5 – « Indra, make these three highest wishes grow: the head of my papa, the fertile soils, and my little one in my belly. »

7 – « In the hub of the chariot, in the womb of the mother, in the harnesses of the team, O You of a hundred intentions, you have purified Apālā three times and given her a skin as bright as the Sun. »

Apālā is not a submissive figure. She is a woman who negotiates directly with the divine force, who expresses her desires without detour — the fertility of the father, of the earth, and of herself. And it is she, not a priest, who presses the soma. In the civilization of the 7 Rivers, access to the most sacred ritual was not reserved for men.
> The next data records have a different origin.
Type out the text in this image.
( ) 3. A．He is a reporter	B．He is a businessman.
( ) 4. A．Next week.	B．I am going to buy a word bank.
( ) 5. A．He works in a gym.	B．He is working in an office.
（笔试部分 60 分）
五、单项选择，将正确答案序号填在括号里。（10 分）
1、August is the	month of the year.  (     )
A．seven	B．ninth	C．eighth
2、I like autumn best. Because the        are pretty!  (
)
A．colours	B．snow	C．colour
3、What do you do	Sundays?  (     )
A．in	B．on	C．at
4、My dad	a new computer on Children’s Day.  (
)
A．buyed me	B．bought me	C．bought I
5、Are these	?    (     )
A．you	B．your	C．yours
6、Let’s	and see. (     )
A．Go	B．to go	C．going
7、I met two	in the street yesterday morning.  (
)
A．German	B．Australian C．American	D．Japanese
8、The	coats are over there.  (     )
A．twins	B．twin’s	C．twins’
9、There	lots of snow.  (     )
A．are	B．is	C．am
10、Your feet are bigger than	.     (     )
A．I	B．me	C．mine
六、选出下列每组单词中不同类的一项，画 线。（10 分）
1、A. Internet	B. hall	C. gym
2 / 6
Ghoṣā (RV 10.39-40): the king’s daughter who sings alone

Ghoṣā Kākṣīvatī is the author of two hymns to the Ashvins — the healing gods, the divine physicians. She identifies herself in the text, which is rare.

6 – It is I who invoked you. Listen to me, O Ashvins, as parents to a son, highly honoured, strengthen me. I am without friend, ignorant, without blood ties, wretched — make me overcome these misfortunes.

And in hymn 10.40:

5 – You circle around us, O Ashvins, Ghoṣā the daughter of a king says: I ask you — be there for me day and night. Would you be as skilled as a coachman for his swift Horse?

Tradition says that Ghoṣā suffered from a chronic illness that had kept her unmarried until an advanced age. Her hymns to the Ashvins — the healers — are said to have earned her both healing and a husband. What matters here is not the anecdote. It is that this woman — ill, isolated, without close family — composed hymns considered powerful enough to enter the Vedic canon. Her very suffering became rishi — seer.

What this changes

In The Civilization of the 7 Rivers, I insist on this point: this civilization could not be macho. Man and woman offered the sacrifice together. Women drank soma like men. They were not relegated to domestic tasks, nor considered secondary. The Rig Veda itself says so, without ambiguity:

5.61.6 – And a woman is more trustworthy than a man, if he does not follow the gods and is selfish.

10.159.2 – I am the Light, I am the leader, I am the powerful decider. My husband, whom I have conquered, must follow my intention by obeying.

These thirteen women rishis are not an anomaly. They are the signature of a civilization that, long before our contemporary debates on equality, had understood that the Truth — the ṛta — has no gender.